Press Release March 05, 2019

The Jackson Laboratory To Offer MS-NASH Obesity and Metabolic Syndrome Mouse Model

Crown Bioscience selects JAX to distribute MS-NASH, a model that more closely mirrors human disease development.

The Jackson Laboratory (JAX) today announced that it has added the “MS-NASH” mouse (formerly called FATZO) to its robust JAX® Mice portfolio. The independent, nonprofit biomedical research organization will begin providing this mouse model to researchers—interested in studying obesity and metabolic syndrome—around the world at the end of February 2019. The model was recently acquired from Crown Bioscience (CrownBio), a global drug discovery and development services company, which originally developed MS-NASH mouse and selected JAX for exclusive distribution because of its expertise in the breeding, production, and delivery of high-quality mouse models to the global research community. This is part of an ongoing collaborative relationship between JAX and Crownbio.

The MS-NASH mouse, stock number 030888, is a translationally-relevant, inbred polygenic mouse model ideal for the study of obesity, metabolic syndrome and diabetes, as well as drug development.
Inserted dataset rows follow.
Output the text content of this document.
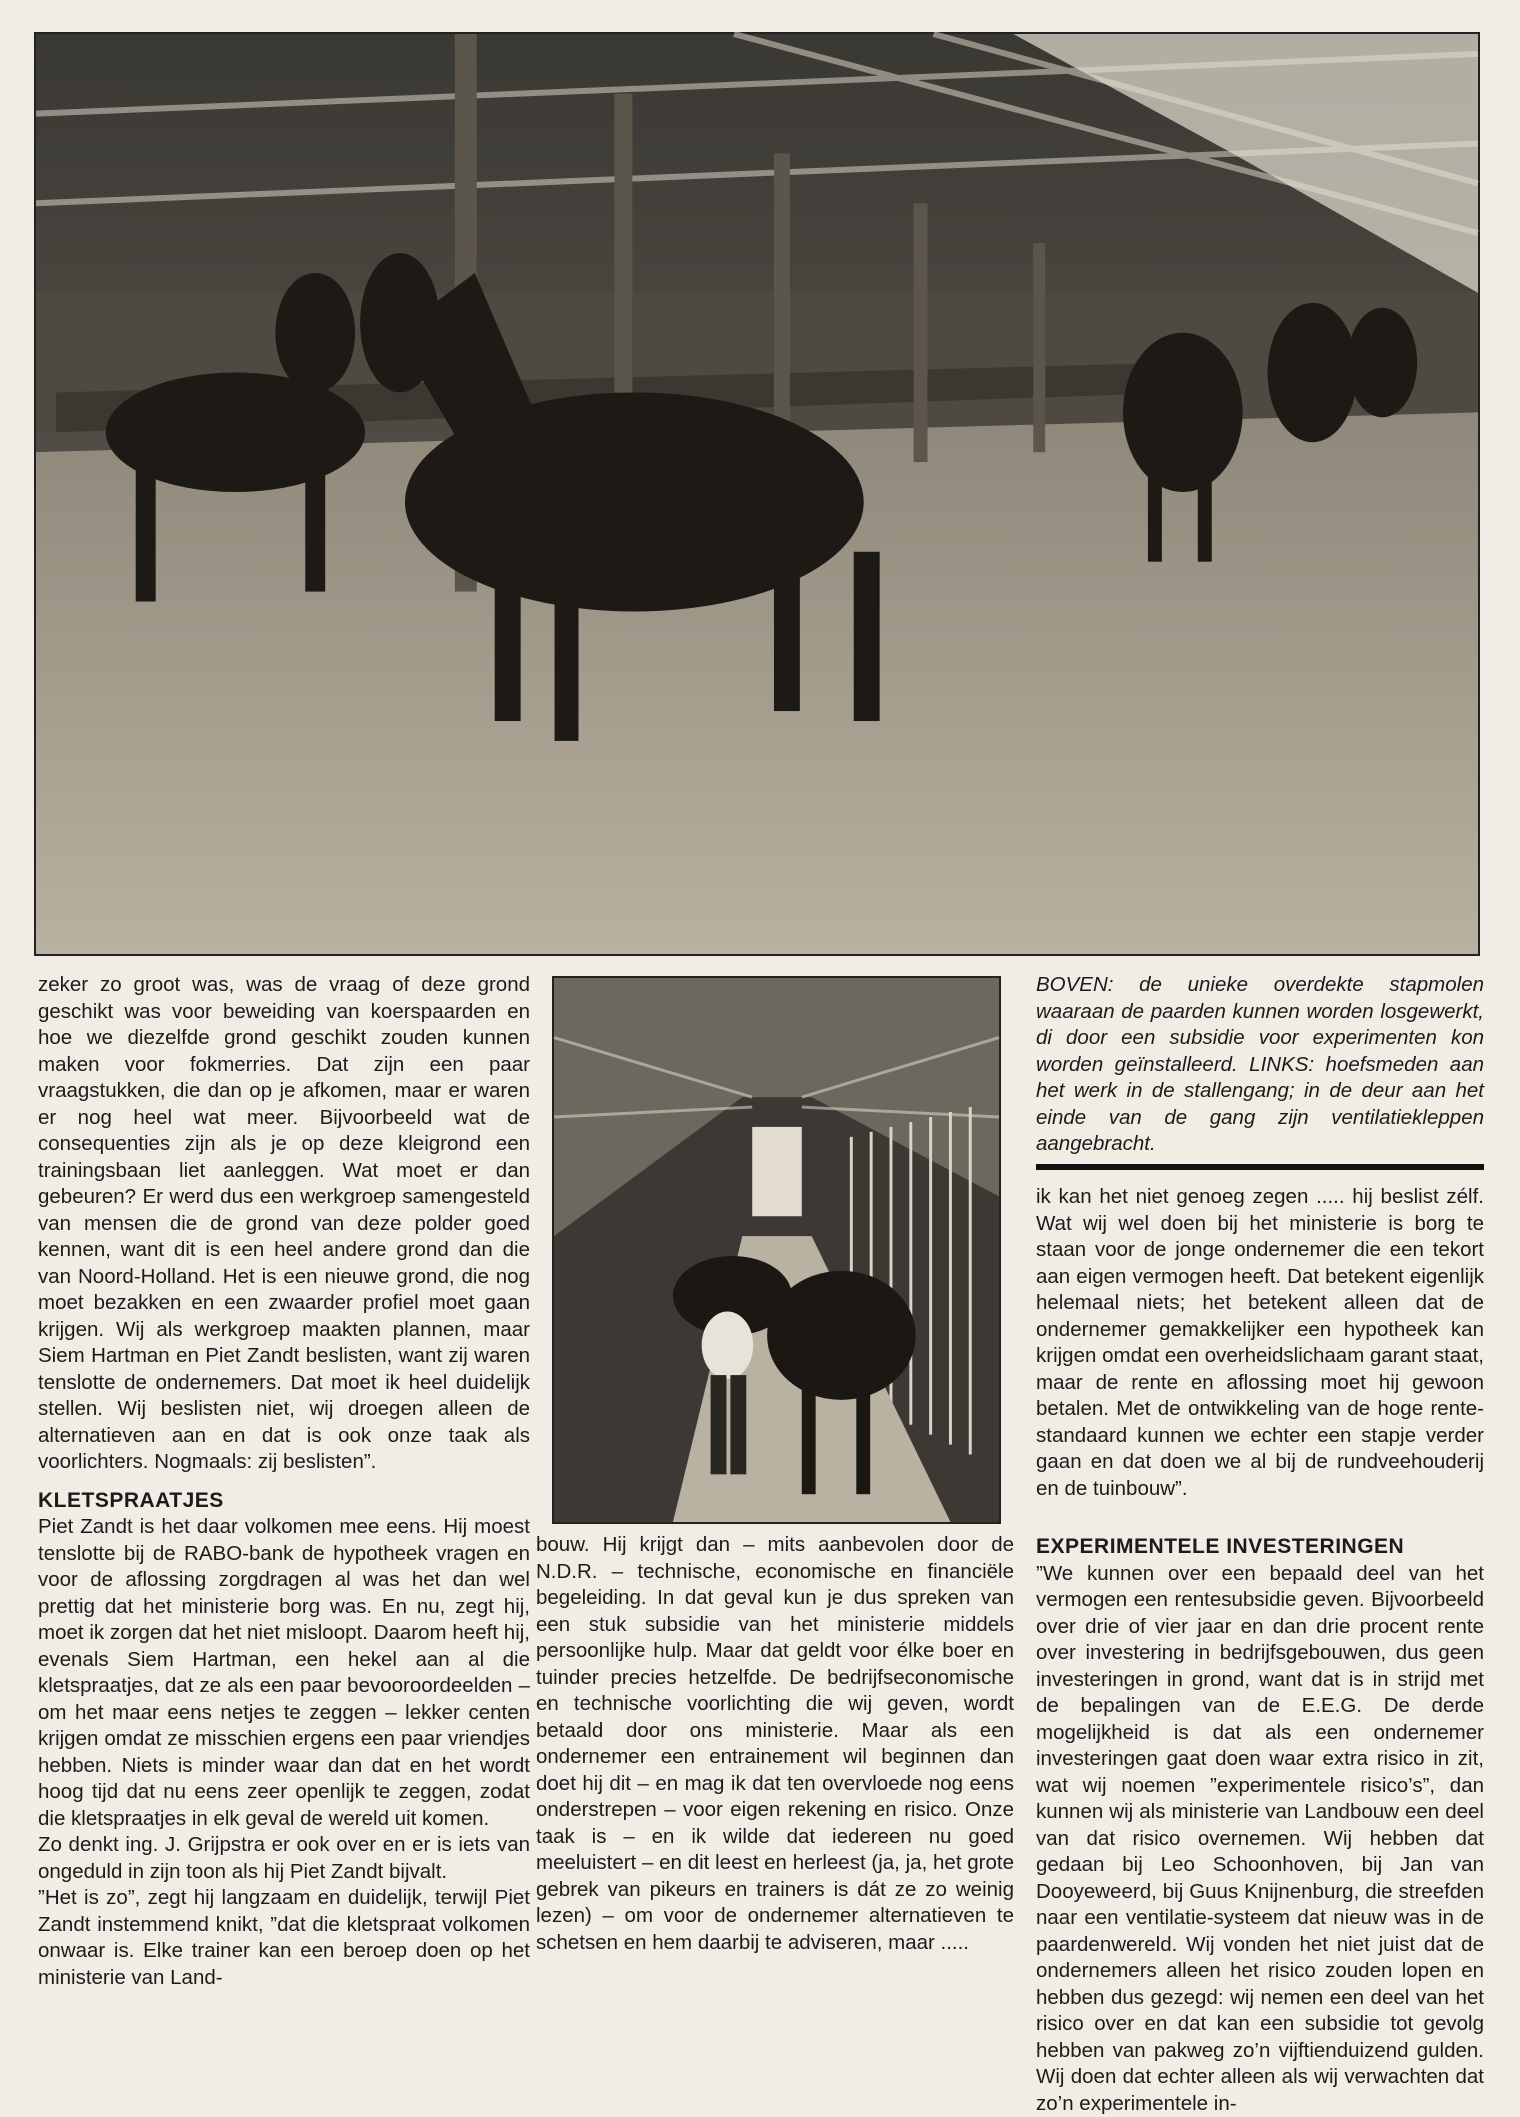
zeker zo groot was, was de vraag of deze grond geschikt was voor beweiding van koerspaarden en hoe we diezelfde grond geschikt zouden kunnen maken voor fokmerries. Dat zijn een paar vraagstukken, die dan op je afkomen, maar er waren er nog heel wat meer. Bijvoorbeeld wat de consequenties zijn als je op deze kleigrond een trainingsbaan liet aanleggen. Wat moet er dan gebeuren? Er werd dus een werkgroep samengesteld van mensen die de grond van deze polder goed kennen, want dit is een heel andere grond dan die van Noord-Holland. Het is een nieuwe grond, die nog moet bezakken en een zwaarder profiel moet gaan krijgen. Wij als werkgroep maakten plannen, maar Siem Hartman en Piet Zandt beslisten, want zij waren tenslotte de ondernemers. Dat moet ik heel duidelijk stellen. Wij beslisten niet, wij droegen alleen de alternatieven aan en dat is ook onze taak als voorlichters. Nogmaals: zij beslisten”.

KLETSPRAATJES
Piet Zandt is het daar volkomen mee eens. Hij moest tenslotte bij de RABO-bank de hypotheek vragen en voor de aflossing zorgdragen al was het dan wel prettig dat het ministerie borg was. En nu, zegt hij, moet ik zorgen dat het niet misloopt. Daarom heeft hij, evenals Siem Hartman, een hekel aan al die kletspraatjes, dat ze als een paar bevooroordeelden – om het maar eens netjes te zeggen – lekker centen krijgen omdat ze misschien ergens een paar vriendjes hebben. Niets is minder waar dan dat en het wordt hoog tijd dat nu eens zeer openlijk te zeggen, zodat die kletspraatjes in elk geval de wereld uit komen.
Zo denkt ing. J. Grijpstra er ook over en er is iets van ongeduld in zijn toon als hij Piet Zandt bijvalt.
”Het is zo”, zegt hij langzaam en duidelijk, terwijl Piet Zandt instemmend knikt, ”dat die kletspraat volkomen onwaar is. Elke trainer kan een beroep doen op het ministerie van Land-
bouw. Hij krijgt dan – mits aanbevolen door de N.D.R. – technische, economische en financiële begeleiding. In dat geval kun je dus spreken van een stuk subsidie van het ministerie middels persoonlijke hulp. Maar dat geldt voor élke boer en tuinder precies hetzelfde. De bedrijfseconomische en technische voorlichting die wij geven, wordt betaald door ons ministerie. Maar als een ondernemer een entrainement wil beginnen dan doet hij dit – en mag ik dat ten overvloede nog eens onderstrepen – voor eigen rekening en risico. Onze taak is – en ik wilde dat iedereen nu goed meeluistert – en dit leest en herleest (ja, ja, het grote gebrek van pikeurs en trainers is dát ze zo weinig lezen) – om voor de ondernemer alternatieven te schetsen en hem daarbij te adviseren, maar .....
BOVEN: de unieke overdekte stapmolen waaraan de paarden kunnen worden losgewerkt, di door een subsidie voor experimenten kon worden geïnstalleerd. LINKS: hoefsmeden aan het werk in de stallengang; in de deur aan het einde van de gang zijn ventilatiekleppen aangebracht.
ik kan het niet genoeg zegen ..... hij beslist zélf. Wat wij wel doen bij het ministerie is borg te staan voor de jonge ondernemer die een tekort aan eigen vermogen heeft. Dat betekent eigenlijk helemaal niets; het betekent alleen dat de ondernemer gemakkelijker een hypotheek kan krijgen omdat een overheidslichaam garant staat, maar de rente en aflossing moet hij gewoon betalen. Met de ontwikkeling van de hoge rente-standaard kunnen we echter een stapje verder gaan en dat doen we al bij de rundveehouderij en de tuinbouw”.
EXPERIMENTELE INVESTERINGEN
”We kunnen over een bepaald deel van het vermogen een rentesubsidie geven. Bijvoorbeeld over drie of vier jaar en dan drie procent rente over investering in bedrijfsgebouwen, dus geen investeringen in grond, want dat is in strijd met de bepalingen van de E.E.G. De derde mogelijkheid is dat als een ondernemer investeringen gaat doen waar extra risico in zit, wat wij noemen ”experimentele risico’s”, dan kunnen wij als ministerie van Landbouw een deel van dat risico overnemen. Wij hebben dat gedaan bij Leo Schoonhoven, bij Jan van Dooyeweerd, bij Guus Knijnenburg, die streefden naar een ventilatie-systeem dat nieuw was in de paardenwereld. Wij vonden het niet juist dat de ondernemers alleen het risico zouden lopen en hebben dus gezegd: wij nemen een deel van het risico over en dat kan een subsidie tot gevolg hebben van pakweg zo’n vijftienduizend gulden. Wij doen dat echter alleen als wij verwachten dat zo’n experimentele in-
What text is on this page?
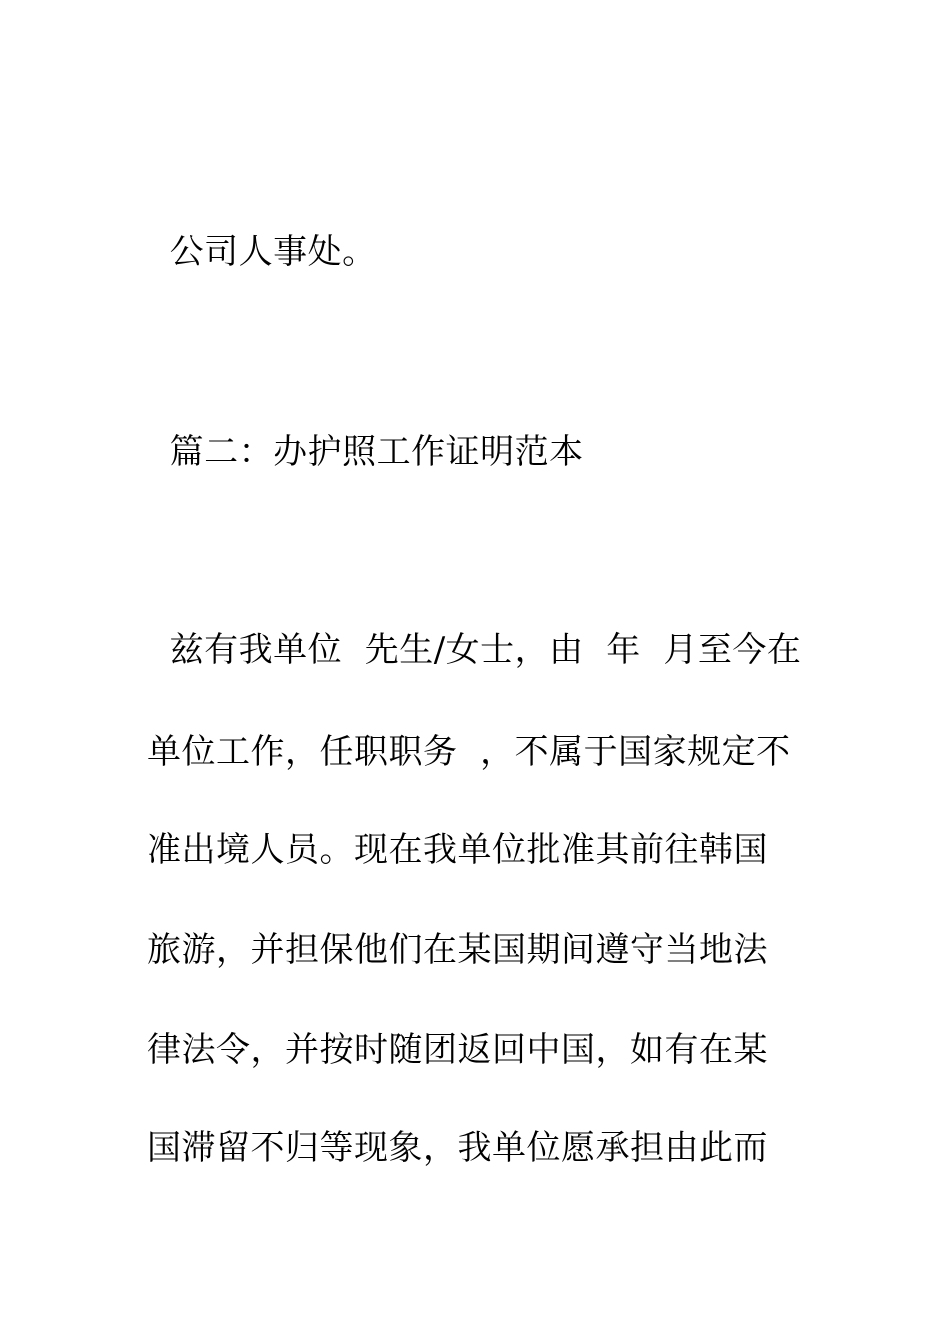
公司人事处。
篇二：办护照工作证明范本
兹有我单位  先生/女士，由  年  月至今在
单位工作，任职职务  ，不属于国家规定不
准出境人员。现在我单位批准其前往韩国
旅游，并担保他们在某国期间遵守当地法
律法令，并按时随团返回中国，如有在某
国滞留不归等现象，我单位愿承担由此而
This model is sensitive to developing obesity and metabolic syndrome under the influence of high fat diet, which has been shown to be a key factor for humans developing these conditions. Furthermore, the MS-NASH mouse has a human-like disease progression, making it ideal for modeling human metabolic syndrome.

“We are excited to expand our already extensive metabolic portfolio with the Ms-NASH mouse,” said Stephanie Dion, senior business unit manager, JAX® Mice. “As the exclusive distributor, JAX will provide worldwide access of this model, and help the research community more accurately model metabolic syndromes and improve drug design that lead to cures.”

Benefits of the metabolic syndrome development in MS-NASH mouse include:

  • Retaining intact leptin pathway consistent with human disease, unlike conventional rodent models of metabolic syndrome,
  • More closely resembling human disease with spontaneous obesity, dyslipidemia, and rapid insulin resistance,
  • Developing liver steatosis leading to NAFLD/NASH,
  • Enabling evaluation of pharmacological interventions, and
  • Alignment with human response to anti-diabetic standard of care treatments.